Many dose-response curves follow the shape of a receptor binding curve. As shown below, 81 times more agonist is needed to achieve 90% response than a 10% response.
Since the linkage between agonist binding and response can be very complex, any shape is possible. It seems surprising, therefore, that so many dose-response curves have shapes almost identical to receptor binding curves, even when we know there are multiple steps between binding and measured response. It turns out that no matter how many steps intervene between agonist binding and response, the dose-response curve will have the usual steepness so long as each messenger binds to a single binding site according to the law of mass action.
Some dose-response curves are steeper or shallower than the standard curve.
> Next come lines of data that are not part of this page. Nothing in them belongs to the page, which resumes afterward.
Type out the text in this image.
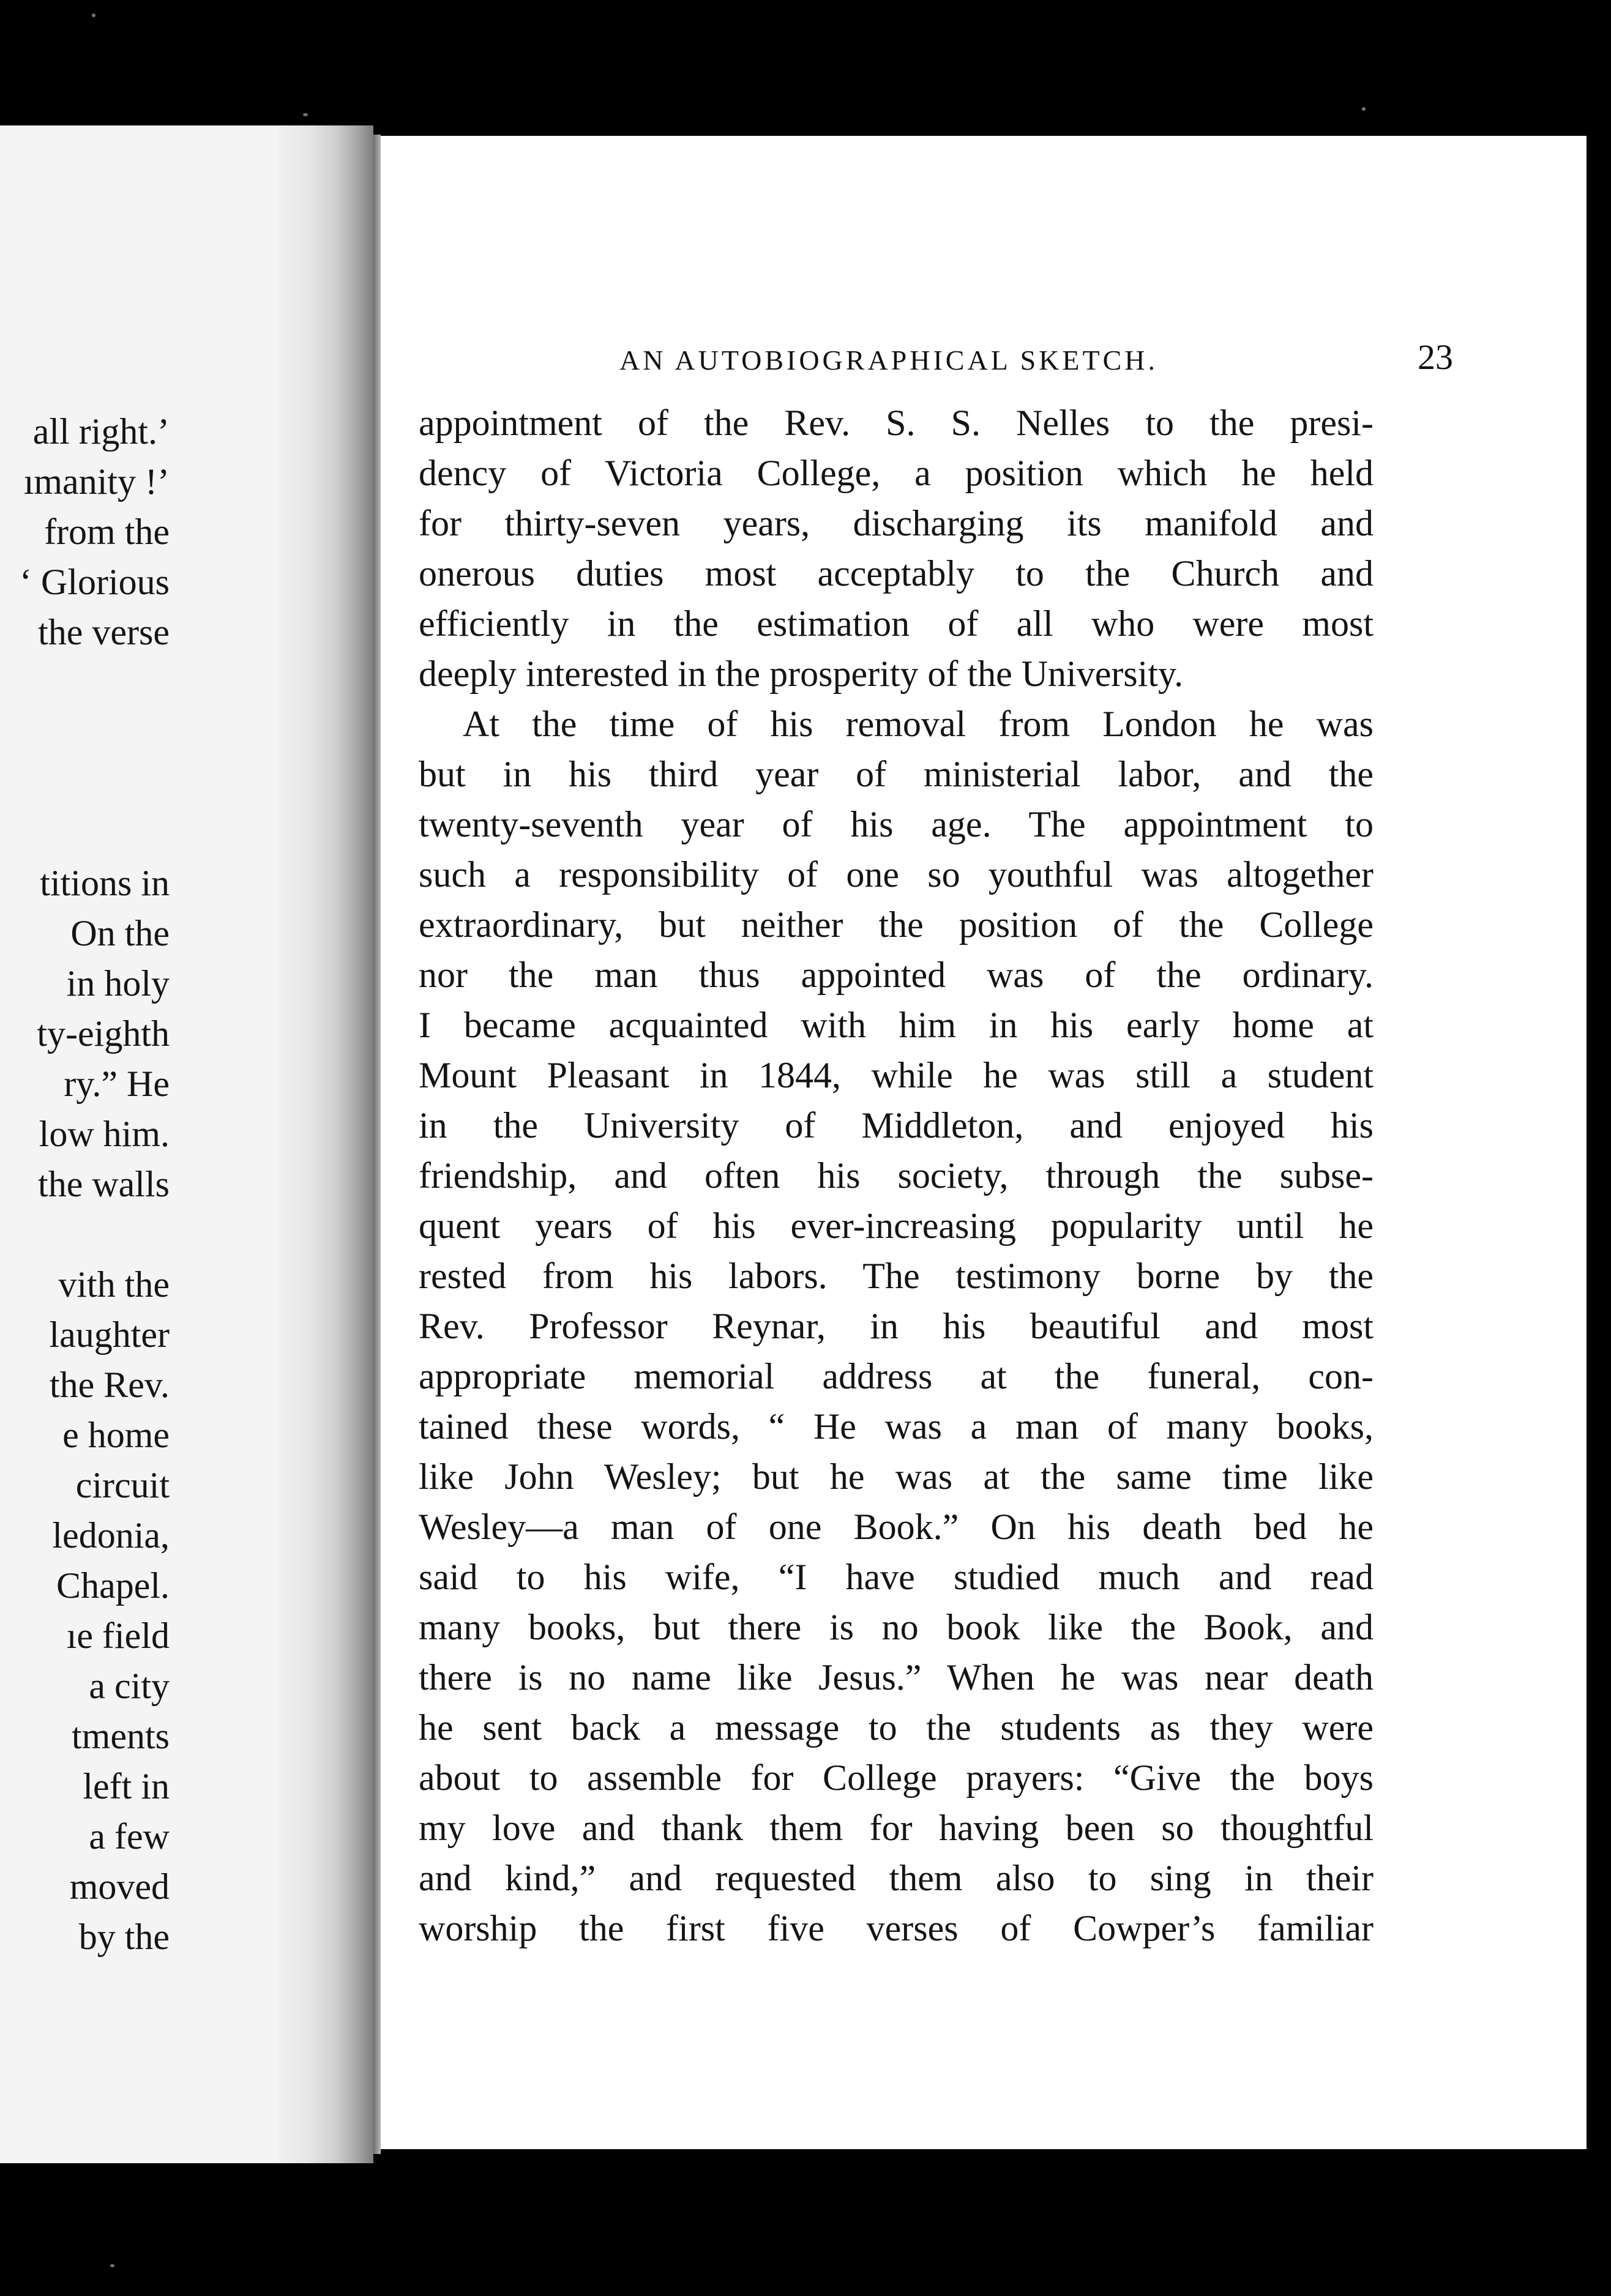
all right.’
ımanity !’
from the
‘ Glorious
the verse
titions in
On the
in holy
ty-eighth
ry.” He
low him.
the walls
vith the
laughter
the Rev.
e home
circuit
ledonia,
Chapel.
ıe field
a city
tments
left in
a few
moved
by the
AN AUTOBIOGRAPHICAL SKETCH.	23
appointment of the Rev. S. S. Nelles to the presi-
dency of Victoria College, a position which he held
for thirty-seven years, discharging its manifold and
onerous duties most acceptably to the Church and
efficiently in the estimation of all who were most
deeply interested in the prosperity of the University.
At the time of his removal from London he was
but in his third year of ministerial labor, and the
twenty-seventh year of his age. The appointment to
such a responsibility of one so youthful was altogether
extraordinary, but neither the position of the College
nor the man thus appointed was of the ordinary.
I became acquainted with him in his early home at
Mount Pleasant in 1844, while he was still a student
in the University of Middleton, and enjoyed his
friendship, and often his society, through the subse-
quent years of his ever-increasing popularity until he
rested from his labors. The testimony borne by the
Rev. Professor Reynar, in his beautiful and most
appropriate memorial address at the funeral, con-
tained these words, “ He was a man of many books,
like John Wesley; but he was at the same time like
Wesley—a man of one Book.” On his death bed he
said to his wife, “I have studied much and read
many books, but there is no book like the Book, and
there is no name like Jesus.” When he was near death
he sent back a message to the students as they were
about to assemble for College prayers: “Give the boys
my love and thank them for having been so thoughtful
and kind,” and requested them also to sing in their
worship the first five verses of Cowper’s familiar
The steepness is quantified by the Hill slope, also called a slope factor. A dose-response curve with a standard slope has a Hill slope of 1.0. A steeper curve has a higher slope factor, and a shallower curve has a lower slope factor.
If you use a single concentration of agonist and varying concentrations of antagonist, the curve goes downhill and the slope factor is negative. The steeper the downhill slope, the more negative the Hill slope.
Because this standard slope is so common, Prism comes with equations with the standard slope built in. The equations that don't have 'variable slope' in their name assume the standard slope (1.0 for stimulation, -1.0 for inhibition).
Deciding whether to fit a model with a standard slope or a variable slope is not easy.
If you have lots of data points (more than a dozen, perhaps lots more), then you can fit the slope by picking a variable slope equation. If you have fewer data points, and a standard system, it makes sense to choose an equation with a standard slope.